The EISCAT (European Incoherent SCATter) Scientific Association is an international research organisation operating three incoherent scatter radar systems in Northern Scandinavia. EISCAT studies the interaction between the Sun and the Earth as revealed by disturbances in the magnetosphere and the ionised parts of the atmosphere (these interactions also give rise to the spectacular aurora, or Northern Lights).

EISCAT 3D is a research project with several partners aiming to design large distrubuted phased array antennas for the EISCAT system. The research performed by the mixed mode design group at EISLAB will investigate, design, and test the microelectronics that will interface to each element in the distributed phase array antennas. The project involves both on-chip and discrete electronics. Key issues are time synchronization between array elements, low noise RF front-end design and calibration, and high speed A/D converter design.

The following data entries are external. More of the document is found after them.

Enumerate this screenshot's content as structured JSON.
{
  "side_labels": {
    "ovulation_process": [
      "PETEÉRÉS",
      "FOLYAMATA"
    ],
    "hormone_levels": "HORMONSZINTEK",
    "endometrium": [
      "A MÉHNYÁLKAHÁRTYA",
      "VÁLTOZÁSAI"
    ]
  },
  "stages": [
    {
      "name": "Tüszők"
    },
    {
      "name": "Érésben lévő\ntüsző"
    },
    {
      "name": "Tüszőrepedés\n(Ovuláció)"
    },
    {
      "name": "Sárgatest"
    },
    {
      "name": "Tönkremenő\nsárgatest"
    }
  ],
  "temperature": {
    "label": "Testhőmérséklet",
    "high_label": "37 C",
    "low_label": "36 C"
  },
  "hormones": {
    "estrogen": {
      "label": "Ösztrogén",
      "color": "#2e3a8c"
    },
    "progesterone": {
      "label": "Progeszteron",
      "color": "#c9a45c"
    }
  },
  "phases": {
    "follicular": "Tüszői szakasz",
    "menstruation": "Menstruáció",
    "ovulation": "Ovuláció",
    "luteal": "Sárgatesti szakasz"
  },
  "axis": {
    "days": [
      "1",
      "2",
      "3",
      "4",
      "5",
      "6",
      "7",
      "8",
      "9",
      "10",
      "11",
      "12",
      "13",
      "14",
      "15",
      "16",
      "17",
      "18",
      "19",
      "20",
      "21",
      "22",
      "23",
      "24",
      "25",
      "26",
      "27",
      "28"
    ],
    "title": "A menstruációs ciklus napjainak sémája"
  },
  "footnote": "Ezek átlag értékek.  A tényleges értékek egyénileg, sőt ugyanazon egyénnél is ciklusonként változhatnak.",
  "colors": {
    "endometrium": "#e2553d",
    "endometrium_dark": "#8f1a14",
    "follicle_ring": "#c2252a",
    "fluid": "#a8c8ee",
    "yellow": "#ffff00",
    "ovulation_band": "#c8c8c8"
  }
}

The level-crossing A/D converter is based on level-crossing sampling as opposed to the conventional time sampled A/D converters. The signal is sampled when it crosses a quantization level, when for each
sample the sampling time and level crossed are stored. Thus, the time intervals between sampling instants are unevently distributed, but the amplitude error in the sampling instant is minimized.

Critical components in the system design are the comparator that detects the level crossing, as well as the time measuring unit. The research has focused on the design of low power time-continous comparators with stable propagation time.

The Mulle is a small EIS (Embedded Internet Systems) platform based on a Renesas M16C/62 microprocessor. The first version uses a bare die micropocessor chip which is mounted and bonded to the six-layer circuit board, the second version uses a standard package. The bare die processor chip is covered with a glob top (the black goo in the picture). All other components are surface mounted. On the same circuit board, mounted on the rear (front shown in picture), is a Bluetooth module.

The platform is battery powered and designed for low-power consumption. The size of the Mulle platform is only 25 x 23 x 5 mm. The Mulle platform is a complete standalone sensor node aimed at ad-hoc sensor networking and ambient intelligence systems.

The Mulle generation 1 has analog and digital interfaces while generation 2 has on-board sensors. Generation 3 uses a high-density 60-pin expansion connecter where daughter boards can be attahed for a large variety of sensors. All Mulles has signal processing capabilities, an integrated webserver as well as integrated wireless communication using Bluetooth.

The Mulle uses standardized protocols such as Bluetooth profiles (LAP, SPP and PAN) and TCP/IP to communicate. This approach enables users all over the world to access sensor data from a Mulle in real time.